BP trial over Deepwater Horizon oil spill in Gulf of Mexico under way

BP has been banned from winning new contracts with the US government, which says the oil company showed a "lack of business integrity" over the 2010 oil spill in the Gulf of Mexico.

The first witness in the trial over the worst oil spill in US history will take the stand Tuesday, the Associated Press reported.

Government, businesses and individuals are suing BP over the 2010 Deepwater Horizon disaster that killed 11 workers and spewed four million barrels of oil into the Gulf of Mexico.

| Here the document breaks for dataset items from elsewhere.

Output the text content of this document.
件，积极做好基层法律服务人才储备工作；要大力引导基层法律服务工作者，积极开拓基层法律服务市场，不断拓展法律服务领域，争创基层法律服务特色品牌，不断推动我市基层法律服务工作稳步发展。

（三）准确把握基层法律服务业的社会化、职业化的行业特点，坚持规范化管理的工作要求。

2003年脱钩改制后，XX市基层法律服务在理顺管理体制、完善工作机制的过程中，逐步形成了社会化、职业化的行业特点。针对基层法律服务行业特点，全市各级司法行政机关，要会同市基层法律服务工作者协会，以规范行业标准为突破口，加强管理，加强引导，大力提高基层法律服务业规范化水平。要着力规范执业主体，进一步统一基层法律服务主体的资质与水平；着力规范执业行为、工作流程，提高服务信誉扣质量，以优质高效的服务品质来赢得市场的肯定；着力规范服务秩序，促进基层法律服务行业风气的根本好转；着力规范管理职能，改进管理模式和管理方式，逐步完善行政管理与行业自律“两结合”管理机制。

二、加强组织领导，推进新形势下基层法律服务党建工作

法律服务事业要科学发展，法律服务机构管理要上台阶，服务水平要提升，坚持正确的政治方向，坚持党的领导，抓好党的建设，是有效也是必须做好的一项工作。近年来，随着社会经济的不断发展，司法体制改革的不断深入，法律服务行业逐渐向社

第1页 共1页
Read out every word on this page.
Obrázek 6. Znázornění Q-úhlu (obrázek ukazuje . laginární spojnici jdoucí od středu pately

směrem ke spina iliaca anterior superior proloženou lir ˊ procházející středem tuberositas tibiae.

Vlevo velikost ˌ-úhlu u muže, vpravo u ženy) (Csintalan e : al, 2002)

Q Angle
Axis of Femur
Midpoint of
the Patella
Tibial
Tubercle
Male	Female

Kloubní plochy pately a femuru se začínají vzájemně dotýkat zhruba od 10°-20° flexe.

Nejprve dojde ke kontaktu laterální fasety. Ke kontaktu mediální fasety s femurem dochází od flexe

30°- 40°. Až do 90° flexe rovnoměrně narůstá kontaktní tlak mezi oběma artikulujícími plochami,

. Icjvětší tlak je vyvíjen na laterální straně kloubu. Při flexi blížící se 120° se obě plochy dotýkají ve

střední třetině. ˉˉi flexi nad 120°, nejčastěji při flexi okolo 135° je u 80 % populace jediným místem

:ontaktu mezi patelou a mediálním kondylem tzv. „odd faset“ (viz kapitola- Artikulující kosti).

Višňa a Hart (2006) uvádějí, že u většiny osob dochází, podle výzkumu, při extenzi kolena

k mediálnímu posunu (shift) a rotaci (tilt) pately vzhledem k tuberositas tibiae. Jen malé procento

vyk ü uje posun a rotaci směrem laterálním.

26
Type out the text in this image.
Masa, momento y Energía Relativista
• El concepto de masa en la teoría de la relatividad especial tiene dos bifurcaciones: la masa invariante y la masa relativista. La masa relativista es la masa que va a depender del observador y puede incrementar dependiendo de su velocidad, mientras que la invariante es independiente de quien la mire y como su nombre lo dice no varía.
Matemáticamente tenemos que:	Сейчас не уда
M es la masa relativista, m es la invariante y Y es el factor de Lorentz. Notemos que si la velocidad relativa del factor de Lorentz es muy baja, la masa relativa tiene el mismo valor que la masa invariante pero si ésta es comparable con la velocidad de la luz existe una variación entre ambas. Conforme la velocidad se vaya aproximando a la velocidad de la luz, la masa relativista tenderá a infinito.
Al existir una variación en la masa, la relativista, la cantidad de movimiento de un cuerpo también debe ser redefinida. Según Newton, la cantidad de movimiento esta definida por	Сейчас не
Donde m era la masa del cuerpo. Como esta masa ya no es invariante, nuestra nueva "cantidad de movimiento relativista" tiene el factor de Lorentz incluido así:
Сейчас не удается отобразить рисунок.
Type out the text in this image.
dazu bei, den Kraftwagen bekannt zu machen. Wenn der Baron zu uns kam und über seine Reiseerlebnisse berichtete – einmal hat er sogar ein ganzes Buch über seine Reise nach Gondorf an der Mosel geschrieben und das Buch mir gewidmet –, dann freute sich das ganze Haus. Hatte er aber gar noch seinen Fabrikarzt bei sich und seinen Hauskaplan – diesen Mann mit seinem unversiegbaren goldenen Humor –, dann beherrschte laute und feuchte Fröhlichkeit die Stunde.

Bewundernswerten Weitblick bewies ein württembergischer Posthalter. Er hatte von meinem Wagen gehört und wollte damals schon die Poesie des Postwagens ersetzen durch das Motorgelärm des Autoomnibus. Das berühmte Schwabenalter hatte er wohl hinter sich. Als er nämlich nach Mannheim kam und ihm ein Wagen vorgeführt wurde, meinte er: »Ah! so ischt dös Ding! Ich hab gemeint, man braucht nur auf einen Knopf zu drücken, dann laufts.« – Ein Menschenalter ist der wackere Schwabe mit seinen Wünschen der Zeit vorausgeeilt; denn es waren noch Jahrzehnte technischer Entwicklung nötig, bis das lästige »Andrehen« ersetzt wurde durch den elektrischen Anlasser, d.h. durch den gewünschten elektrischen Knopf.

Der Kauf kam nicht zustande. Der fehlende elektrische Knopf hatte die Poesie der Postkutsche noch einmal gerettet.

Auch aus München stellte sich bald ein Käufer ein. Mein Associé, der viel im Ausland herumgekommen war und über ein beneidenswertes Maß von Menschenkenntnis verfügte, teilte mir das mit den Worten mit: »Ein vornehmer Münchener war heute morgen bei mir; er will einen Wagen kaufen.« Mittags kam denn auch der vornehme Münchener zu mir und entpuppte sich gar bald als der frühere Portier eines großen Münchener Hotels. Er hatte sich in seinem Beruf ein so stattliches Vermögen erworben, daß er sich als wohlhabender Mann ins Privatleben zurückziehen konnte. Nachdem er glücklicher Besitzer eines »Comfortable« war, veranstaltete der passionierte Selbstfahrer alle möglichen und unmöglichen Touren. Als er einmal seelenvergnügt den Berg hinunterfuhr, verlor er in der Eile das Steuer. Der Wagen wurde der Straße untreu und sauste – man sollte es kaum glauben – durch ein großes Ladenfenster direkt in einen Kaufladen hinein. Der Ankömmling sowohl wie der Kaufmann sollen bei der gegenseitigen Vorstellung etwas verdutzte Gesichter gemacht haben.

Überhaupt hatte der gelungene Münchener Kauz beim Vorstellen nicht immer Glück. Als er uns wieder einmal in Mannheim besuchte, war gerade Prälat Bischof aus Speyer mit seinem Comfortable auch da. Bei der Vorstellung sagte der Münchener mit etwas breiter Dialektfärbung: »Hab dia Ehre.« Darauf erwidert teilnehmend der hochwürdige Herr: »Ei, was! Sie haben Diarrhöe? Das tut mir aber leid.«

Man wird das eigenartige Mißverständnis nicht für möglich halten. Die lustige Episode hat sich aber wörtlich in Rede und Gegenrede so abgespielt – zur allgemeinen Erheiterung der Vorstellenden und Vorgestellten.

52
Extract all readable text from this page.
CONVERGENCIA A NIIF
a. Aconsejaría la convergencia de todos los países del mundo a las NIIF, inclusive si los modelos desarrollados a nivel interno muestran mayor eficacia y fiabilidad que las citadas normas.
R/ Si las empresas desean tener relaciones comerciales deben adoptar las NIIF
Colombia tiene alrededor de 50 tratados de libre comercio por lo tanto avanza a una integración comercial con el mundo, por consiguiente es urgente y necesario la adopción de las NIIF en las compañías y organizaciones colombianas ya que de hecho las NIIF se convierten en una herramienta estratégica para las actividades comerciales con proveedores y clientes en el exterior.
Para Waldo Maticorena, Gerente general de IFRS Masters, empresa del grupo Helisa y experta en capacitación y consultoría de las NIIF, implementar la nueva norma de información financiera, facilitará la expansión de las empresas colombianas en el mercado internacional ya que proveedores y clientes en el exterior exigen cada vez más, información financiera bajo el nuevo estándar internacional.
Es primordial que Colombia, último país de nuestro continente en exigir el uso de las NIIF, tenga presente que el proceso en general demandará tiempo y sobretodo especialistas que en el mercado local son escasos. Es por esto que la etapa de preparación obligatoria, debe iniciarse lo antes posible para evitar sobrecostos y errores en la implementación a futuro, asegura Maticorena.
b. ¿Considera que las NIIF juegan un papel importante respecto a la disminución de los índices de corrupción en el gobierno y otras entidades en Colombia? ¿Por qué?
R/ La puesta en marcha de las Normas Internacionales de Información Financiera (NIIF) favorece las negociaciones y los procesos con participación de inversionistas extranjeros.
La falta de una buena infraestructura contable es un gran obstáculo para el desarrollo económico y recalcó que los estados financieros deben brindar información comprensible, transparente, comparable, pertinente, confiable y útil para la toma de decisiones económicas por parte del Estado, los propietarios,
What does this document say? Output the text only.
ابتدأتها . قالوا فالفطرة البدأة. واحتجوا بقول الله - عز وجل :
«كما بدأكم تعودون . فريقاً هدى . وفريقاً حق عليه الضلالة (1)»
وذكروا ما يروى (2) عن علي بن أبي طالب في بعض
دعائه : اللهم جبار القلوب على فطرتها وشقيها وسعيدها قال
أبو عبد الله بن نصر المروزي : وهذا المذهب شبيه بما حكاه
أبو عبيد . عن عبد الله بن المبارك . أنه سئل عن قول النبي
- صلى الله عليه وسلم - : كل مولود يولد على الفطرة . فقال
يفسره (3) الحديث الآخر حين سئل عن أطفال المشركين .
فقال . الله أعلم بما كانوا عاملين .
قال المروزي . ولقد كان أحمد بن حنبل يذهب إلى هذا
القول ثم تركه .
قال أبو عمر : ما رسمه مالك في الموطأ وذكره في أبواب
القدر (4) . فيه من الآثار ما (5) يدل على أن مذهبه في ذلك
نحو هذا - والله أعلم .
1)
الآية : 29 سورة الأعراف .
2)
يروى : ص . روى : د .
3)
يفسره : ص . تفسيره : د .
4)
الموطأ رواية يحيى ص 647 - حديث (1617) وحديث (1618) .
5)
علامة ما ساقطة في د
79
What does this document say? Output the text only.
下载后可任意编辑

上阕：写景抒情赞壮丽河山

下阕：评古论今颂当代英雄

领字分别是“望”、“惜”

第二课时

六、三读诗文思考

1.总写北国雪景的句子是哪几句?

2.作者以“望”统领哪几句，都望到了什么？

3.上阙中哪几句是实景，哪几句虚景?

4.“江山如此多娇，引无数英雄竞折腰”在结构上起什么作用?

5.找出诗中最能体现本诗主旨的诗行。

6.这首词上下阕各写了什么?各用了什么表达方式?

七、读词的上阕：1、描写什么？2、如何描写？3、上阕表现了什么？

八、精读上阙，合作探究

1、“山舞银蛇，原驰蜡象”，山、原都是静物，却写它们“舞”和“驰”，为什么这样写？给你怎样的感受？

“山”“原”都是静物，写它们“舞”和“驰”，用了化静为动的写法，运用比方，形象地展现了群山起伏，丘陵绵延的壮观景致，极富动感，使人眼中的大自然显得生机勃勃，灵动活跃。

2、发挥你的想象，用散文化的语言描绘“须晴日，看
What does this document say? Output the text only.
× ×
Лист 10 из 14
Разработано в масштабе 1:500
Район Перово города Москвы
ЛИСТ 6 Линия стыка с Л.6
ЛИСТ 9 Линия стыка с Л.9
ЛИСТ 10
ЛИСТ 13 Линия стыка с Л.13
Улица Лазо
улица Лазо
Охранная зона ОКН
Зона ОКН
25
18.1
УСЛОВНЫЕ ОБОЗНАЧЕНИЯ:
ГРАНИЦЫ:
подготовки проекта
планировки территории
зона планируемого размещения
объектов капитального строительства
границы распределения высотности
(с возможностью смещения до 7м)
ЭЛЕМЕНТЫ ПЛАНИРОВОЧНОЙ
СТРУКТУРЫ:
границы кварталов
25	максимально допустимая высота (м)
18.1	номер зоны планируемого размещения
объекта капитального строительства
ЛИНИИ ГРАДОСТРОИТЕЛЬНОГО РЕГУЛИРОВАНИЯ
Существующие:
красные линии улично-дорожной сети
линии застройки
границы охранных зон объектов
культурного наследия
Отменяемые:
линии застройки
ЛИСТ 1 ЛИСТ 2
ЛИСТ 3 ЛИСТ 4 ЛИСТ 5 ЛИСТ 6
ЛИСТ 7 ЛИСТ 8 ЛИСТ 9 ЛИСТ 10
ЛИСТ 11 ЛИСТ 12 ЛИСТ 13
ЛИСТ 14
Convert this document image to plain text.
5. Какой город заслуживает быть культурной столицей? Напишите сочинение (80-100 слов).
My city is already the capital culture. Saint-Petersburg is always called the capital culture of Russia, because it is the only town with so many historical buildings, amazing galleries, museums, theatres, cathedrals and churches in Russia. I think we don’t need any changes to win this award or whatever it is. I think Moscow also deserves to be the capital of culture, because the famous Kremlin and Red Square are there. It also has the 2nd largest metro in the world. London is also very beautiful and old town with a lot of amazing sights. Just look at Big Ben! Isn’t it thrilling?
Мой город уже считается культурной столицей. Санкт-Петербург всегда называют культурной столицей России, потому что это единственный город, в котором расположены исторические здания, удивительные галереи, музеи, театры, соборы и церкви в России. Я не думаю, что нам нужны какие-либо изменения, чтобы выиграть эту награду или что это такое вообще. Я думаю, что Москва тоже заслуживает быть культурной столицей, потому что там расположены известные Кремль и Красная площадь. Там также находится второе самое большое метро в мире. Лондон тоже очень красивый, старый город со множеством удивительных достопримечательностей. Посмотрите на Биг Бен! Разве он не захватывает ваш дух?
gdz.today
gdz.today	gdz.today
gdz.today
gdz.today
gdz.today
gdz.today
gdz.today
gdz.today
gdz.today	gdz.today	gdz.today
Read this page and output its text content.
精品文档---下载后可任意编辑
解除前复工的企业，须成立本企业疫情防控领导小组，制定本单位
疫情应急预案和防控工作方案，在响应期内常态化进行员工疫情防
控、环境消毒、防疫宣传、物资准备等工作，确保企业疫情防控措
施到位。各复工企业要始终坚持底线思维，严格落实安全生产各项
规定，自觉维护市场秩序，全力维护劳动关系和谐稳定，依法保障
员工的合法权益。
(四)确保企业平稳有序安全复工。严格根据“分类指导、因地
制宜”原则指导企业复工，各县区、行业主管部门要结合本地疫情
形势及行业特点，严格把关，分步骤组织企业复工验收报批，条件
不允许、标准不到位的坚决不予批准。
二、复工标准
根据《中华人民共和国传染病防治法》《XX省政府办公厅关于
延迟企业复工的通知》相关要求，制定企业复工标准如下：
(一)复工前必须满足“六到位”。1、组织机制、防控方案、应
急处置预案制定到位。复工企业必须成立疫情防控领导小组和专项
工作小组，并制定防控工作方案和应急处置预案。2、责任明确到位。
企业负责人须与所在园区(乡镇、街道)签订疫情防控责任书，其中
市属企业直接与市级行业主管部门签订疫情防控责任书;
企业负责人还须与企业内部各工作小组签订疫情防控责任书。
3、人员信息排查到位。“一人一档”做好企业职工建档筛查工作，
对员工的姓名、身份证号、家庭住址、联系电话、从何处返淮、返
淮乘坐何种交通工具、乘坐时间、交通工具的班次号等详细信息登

On Monday, US Justice Department attorney Mike Underhill opened the government's case against BP by accusing the British company of greed.

"The evidence will show that BP put profits before people, profits before safety and profits before the environment," Underhill said, according to DW.

"Reckless actions were tolerated, sometimes encouraged by BP to squeeze every dollar.

"Every fork in the road, BP chose time and money over safety in the operation of what (one rig worker) called the 'well from hell.'"

The trial before Judge Carl Barbier in New Orleans will determine whether BP and its contractors were “negligent” or “grossly negligent.”

The latter ruling could see BP fined up to $17.6 billion under the Clean Water Act, the New York Times reported.

A finding of negligence would result in a less-severe penalty of about $4 billion.

Fordham University law professor Howard Erichson told Sky News the case against BP was “one of the most complex and massive disputes ever faced by the courts.”

Many observers believe the parties will reach a settlement before the court delivers its verdict.

According to Reuters, BP has already spent or committed $37 billion on “cleanup, restoration, payouts, settlements and fines” stemming from the disaster.